MAZAR-I-SHARIF, Afghanistan (Reuters) - Perhaps they should have seen it coming, but Afghanistan’s traditional fortune tellers are under fire from religious elders who have branded their ancient practice as backward and un-Islamic.
Dozens of fortune tellers were recently ejected from the surrounds of the beautiful Hazrat Ali shrine in the northern city of Mazar-I-Sharif after religious elders responsible for the mosque’s upkeep tired of their presence.
“Islam does not permit the practice of fleecing simple people,” said Qari Mohammad Qasim, the head of the shrine, adding that action was taken after numerous public complaints.
Part soothsayer, part mathematician and part letter writer, Afghanistan’s “fallben” are an irregular fixture outside mosques and shrines across the country.
Their fortunes have fluctuated for nearly 1,400 years -- since Islam was first revealed to Prophet Mohammed -- but the practice dates back to when Alexander the Great conquered the country with his army and its multitude of accompanying gods, most of whom required constant consulting, a role for the soothsayers.
Banned and persecuted under the rule of the Taliban, fortune tellers have made a comeback since the hardline Islamic group was ousted in 2001.
For many like Shah Agha, their talent has been a family business for generations. Others, like Sayed Rabbani, learnt their skills in India where astrologers and fortune tellers are respected members of the community and can command huge fees.
But Muslim scholars consider fortune telling to be blasphemy.
“Fortune telling is not permitted in Islamic law. It has been mentioned clearly (in the Koran) that this is against Islamic values,” said Mohammd Ihsan Seaqal, Imam of a Kabul mosque.
“Fortune tellers are misusing the sacred religion for their personal advantage,” he said.
Yet still the customers come.
“My daughter is 30 and she is getting old. No-one has proposed to her,” said 51-year-old Zobaida outside a mosque in Mazar-al-Sharif.
“I came here to tell her fortune and find a husband for her. Earlier, I had the same problem with my 23-year old daughter. I referred it to a fortune teller and he attracted a man to my daughter to marry her.”
Rabbani, who has been a palm reader for 15 years, gets to work.
With a magnifying glass, he studies the lines on Zobaida’s hand and then matches them with an old, tattered and densely printed book of diagrams of palms.

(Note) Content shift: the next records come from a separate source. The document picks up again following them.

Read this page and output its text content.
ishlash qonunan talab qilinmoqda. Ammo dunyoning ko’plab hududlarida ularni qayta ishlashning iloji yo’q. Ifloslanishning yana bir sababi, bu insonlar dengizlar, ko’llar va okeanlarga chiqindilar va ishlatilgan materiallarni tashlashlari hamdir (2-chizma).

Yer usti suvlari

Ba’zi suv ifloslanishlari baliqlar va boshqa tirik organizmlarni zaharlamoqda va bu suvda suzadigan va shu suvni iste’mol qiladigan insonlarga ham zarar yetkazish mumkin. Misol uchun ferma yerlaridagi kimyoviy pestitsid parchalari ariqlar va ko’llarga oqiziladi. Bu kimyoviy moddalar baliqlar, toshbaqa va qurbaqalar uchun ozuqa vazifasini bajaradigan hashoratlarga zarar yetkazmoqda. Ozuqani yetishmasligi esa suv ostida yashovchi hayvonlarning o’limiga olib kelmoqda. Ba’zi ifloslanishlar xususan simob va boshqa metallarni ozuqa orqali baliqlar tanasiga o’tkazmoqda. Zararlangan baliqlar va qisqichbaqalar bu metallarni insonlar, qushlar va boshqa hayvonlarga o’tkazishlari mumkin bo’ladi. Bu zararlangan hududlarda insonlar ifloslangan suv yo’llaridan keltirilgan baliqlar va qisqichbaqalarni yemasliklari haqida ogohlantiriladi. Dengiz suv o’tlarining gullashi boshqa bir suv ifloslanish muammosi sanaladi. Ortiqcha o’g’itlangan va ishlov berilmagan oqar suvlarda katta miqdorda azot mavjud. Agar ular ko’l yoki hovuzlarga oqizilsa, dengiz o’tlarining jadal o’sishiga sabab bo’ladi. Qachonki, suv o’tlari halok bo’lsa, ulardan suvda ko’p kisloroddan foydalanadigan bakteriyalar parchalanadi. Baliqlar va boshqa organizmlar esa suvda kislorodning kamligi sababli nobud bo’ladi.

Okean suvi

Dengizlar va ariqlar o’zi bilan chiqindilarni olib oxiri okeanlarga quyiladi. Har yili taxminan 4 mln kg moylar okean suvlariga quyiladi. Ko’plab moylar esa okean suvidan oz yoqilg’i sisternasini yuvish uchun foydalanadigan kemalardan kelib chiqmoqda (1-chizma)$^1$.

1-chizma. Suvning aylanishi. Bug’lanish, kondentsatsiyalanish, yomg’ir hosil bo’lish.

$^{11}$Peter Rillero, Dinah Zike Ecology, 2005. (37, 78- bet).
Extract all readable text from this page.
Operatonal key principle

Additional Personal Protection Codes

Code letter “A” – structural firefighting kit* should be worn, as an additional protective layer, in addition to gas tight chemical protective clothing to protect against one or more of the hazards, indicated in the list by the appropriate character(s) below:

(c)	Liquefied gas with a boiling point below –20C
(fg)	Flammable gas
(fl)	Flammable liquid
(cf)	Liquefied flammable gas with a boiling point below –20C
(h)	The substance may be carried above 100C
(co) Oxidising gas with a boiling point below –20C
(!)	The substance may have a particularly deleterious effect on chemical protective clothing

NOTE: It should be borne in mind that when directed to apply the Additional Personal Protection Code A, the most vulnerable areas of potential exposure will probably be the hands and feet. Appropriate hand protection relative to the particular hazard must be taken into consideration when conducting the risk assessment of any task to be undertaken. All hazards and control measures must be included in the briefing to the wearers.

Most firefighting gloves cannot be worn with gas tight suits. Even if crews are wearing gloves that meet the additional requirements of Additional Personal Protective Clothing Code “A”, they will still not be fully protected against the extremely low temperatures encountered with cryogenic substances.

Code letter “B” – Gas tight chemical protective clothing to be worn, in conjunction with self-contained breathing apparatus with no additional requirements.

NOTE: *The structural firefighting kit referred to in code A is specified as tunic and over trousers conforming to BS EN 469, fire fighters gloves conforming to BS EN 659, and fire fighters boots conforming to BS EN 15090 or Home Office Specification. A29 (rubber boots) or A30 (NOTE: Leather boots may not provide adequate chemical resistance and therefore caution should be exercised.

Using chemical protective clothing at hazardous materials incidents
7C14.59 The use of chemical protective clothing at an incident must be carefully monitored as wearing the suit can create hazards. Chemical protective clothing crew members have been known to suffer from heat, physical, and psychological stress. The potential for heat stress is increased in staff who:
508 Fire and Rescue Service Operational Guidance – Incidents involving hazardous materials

Each match corresponds to a mathematical formula which is calculated to provide an answer that points to a specific “sura,” “separah” and “ayat” of the Koran -- a bit like the Bible’s books, chapters and verses.
“You see we only provide answers that are given in the Koran,” says Shah Agha, a 31-year-old third generation fortune teller who plies his trade outside a shrine in Kabul.
Agha favors using dice rather than reading palms. His client shakes and throws two wooden dice inscribed with letters from the Dari alphabet which are then matched to ancient mathematical tables which also point to specific Koranic verses.
Once the appropriate verse has been revealed, the fortune teller copies it in flowery script to a piece of paper using a fountain pen filled with ink specific to the problem -- red for family, black for wealth, blue for education, green for health.
The verse is repeatedly folded over until it is a tight bundle, then wrapped in cotton thread before being given to the supplicant to keep next to their skin.
“Repeat these verses for a week when you say your prayers,” Agha tells his client, an elderly woman who lifts her burqa from her face and listens intently as he talks.
“If you truly believe in your heart, then, God willing, it will come to pass,” he concludes.
Fortune tellers say most of their clients are women or the elderly seeking guidance for problems affecting their families. Younger people tend to come only when all else has failed.
Sakina, aged 30, is a typical case. Weeping softly, she tells the fortune teller that she has marital problems.
“I have 4 children but my husband has left me and is going to marry another woman. Please do something to stop him.”
While Islam allows a man to take up to four wives if he is able to care equally for them, in practice men frequently re-marry without their first wife’s permission, diluting her influence and jeopardizing her children’s inheritance.
Nargis is a newlywed who has come to a fortune teller.
“It is two years I have been married to a boy, but still we do not have a child,” said the fashionably dressed woman. “A friend told me to come here and seek a solution.”
For those who consult the soothsayers, their problems are universal.
“My mother-in-law is not good with me,” said Shokriya, aged 23.
“I love a boy, but his family does not agree with our marriage,” says another young woman, giggling with her sisters as the fortune teller consults his tables.
The cost of a consultation depends on the largesse of the customer.
“If they can afford nothing, they give us nothing,” said one palm reader. “A richer person might give a dollar and then maybe more if their fortune comes to pass.”
While many scholars are seeking a formal government ban on fortune telling, others are more tolerant of some of their skills.
“Forecasting and foretelling is against Islam,” said Maulawi Qari Mohammad Qasim, the prayer leader of Hazrat Ali shrine from where the soothsayers were recently evicted.
“But if they recite the Koranic words (out loud) for the good of people without doing business, it is alright in Islam,” he said.